The Obama Administration announced this morning the head of the Environmental Protection Agency -- Lisa Jackson -- is stepping down. This is the time, at the start of a second term, when many Cabinet-level jobs turn over. Jackson says she's ready for new opportunities and more time with her family. The president praised her for making our air and water safer.
New homes in the U.S. were selling at the fastest pace in November in more than two years.
The number of Americans filing new claims for unemployment is now at its lowest level since early in the economic downturn.
But U.S. consumer confidence has taken a dive in the first part of December.
The daily data continues to wash over us, but investors and consumers are waiting for the big kahuna: will we make or miss the fiscal cliff deadline?
The British government is plowing more public money into a kind of miracle substance -- something called Graphene. It is said to be the lightest, thinnest, and strongest material known to man. It was developed in Britain and could revolutionize high-tech manufacturing.
And finally, Tis the season for "best of" and "year in review" lists, and today I bring you a sampling from ESPN's wrap-up of the oddest aspects of this year's baseball season. Todd Frazier of the Cincinnati Reds hit a home run... with a bat that he accidentally let go of mid-swing. The Pittsburgh Pirates hit back to back homers that both clanked off the same foul pole. And Maybe most significant: 2012 was the year of the no-hitter. This year in the MLB, pitchers threw 12 of them. As ESPN points out, even the Mets got one.

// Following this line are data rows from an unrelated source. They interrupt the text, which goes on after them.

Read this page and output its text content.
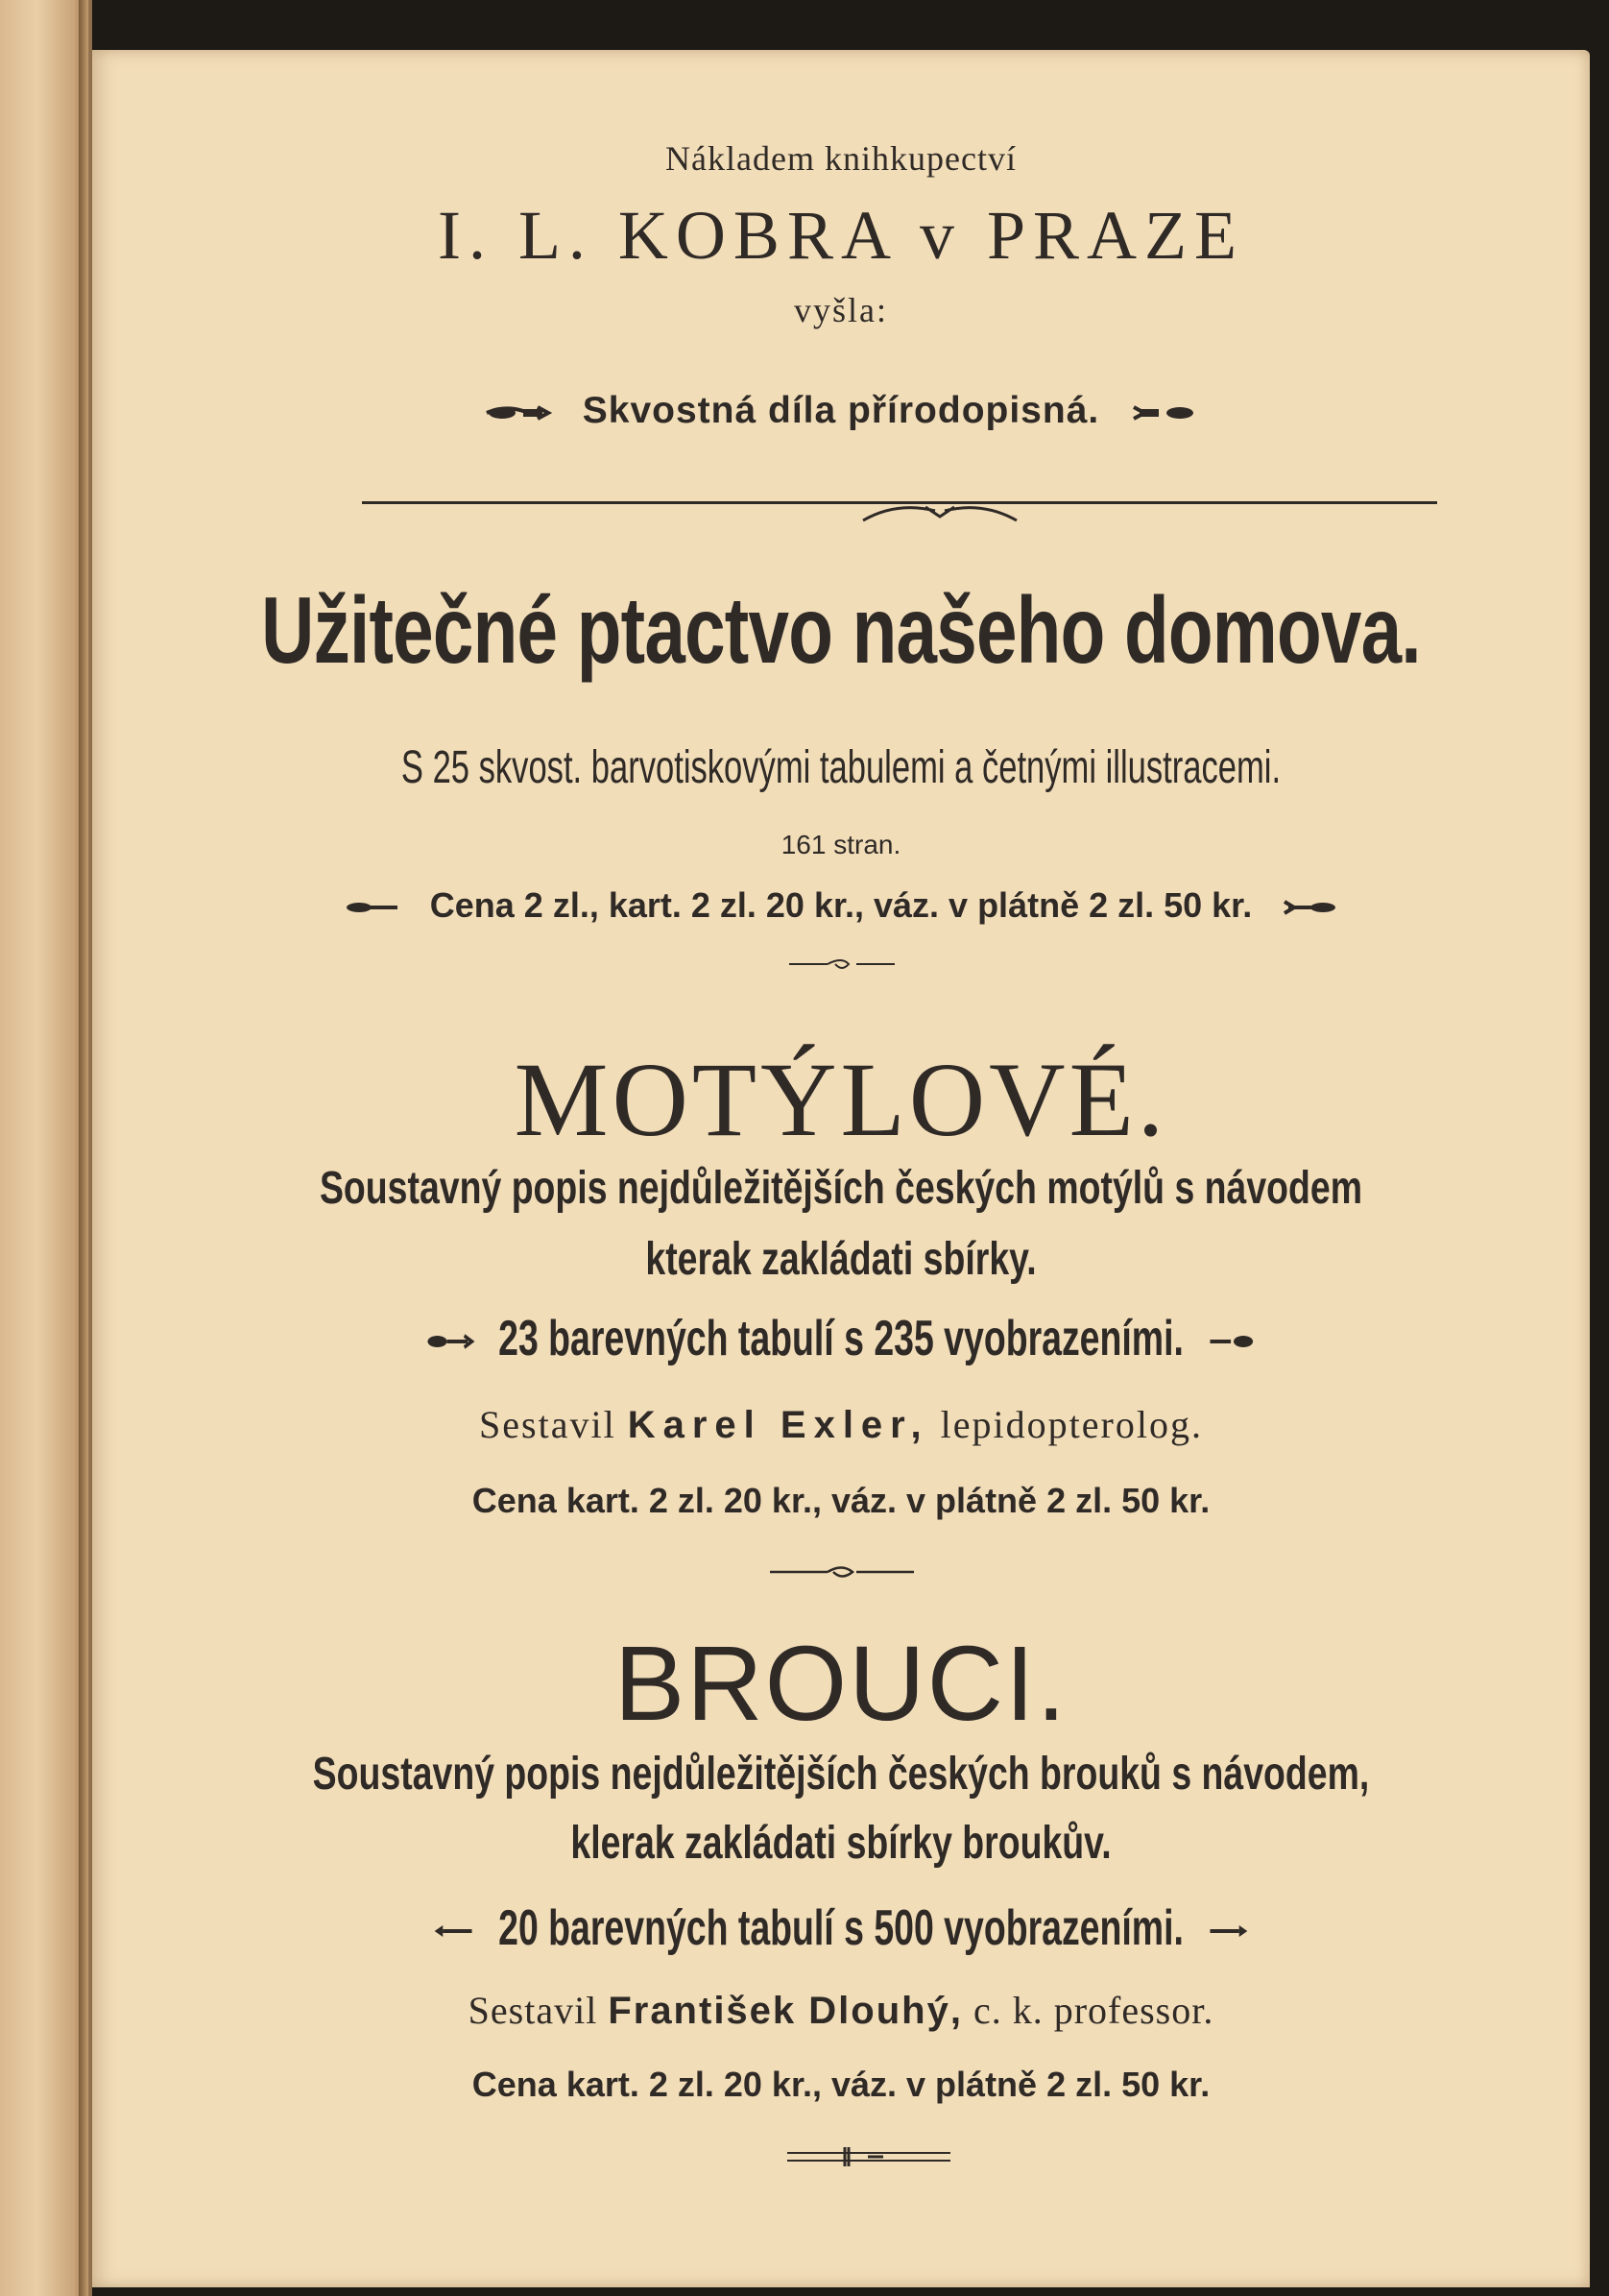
Nákladem knihkupectví
I. L. KOBRA v PRAZE
vyšla:
Skvostná díla přírodopisná.
Užitečné ptactvo našeho domova.
S 25 skvost. barvotiskovými tabulemi a četnými illustracemi.
161 stran.
Cena 2 zl., kart. 2 zl. 20 kr., váz. v plátně 2 zl. 50 kr.
MOTÝLOVÉ.
Soustavný popis nejdůležitějších českých motýlů s návodem
kterak zakládati sbírky.
23 barevných tabulí s 235 vyobrazeními.
Sestavil Karel Exler, lepidopterolog.
Cena kart. 2 zl. 20 kr., váz. v plátně 2 zl. 50 kr.
BROUCI.
Soustavný popis nejdůležitějších českých brouků s návodem,
klerak zakládati sbírky broukův.
20 barevných tabulí s 500 vyobrazeními.
Sestavil František Dlouhý, c. k. professor.
Cena kart. 2 zl. 20 kr., váz. v plátně 2 zl. 50 kr.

And "wrapping up" -- that's a pun which you will fully appreciate and adore in just a moment -- Some brilliant business minds in Brazil have figured out how to make fast food even faster. A popular burger chain there called "Bob's" has officially rolled out the edible wrapper. In case you don't believe it, their new ad campaign features customers chowing down on Bob's burgers without unwrapping them, and apparently enjoying it. While this is clearly a marketing gimmick, and it raises a lot of questions -- "do they wear gloves when they hand me my sandwich" is one I would like to ask -- some commentators point out edible wrapper technology could ultimately be better for the environment.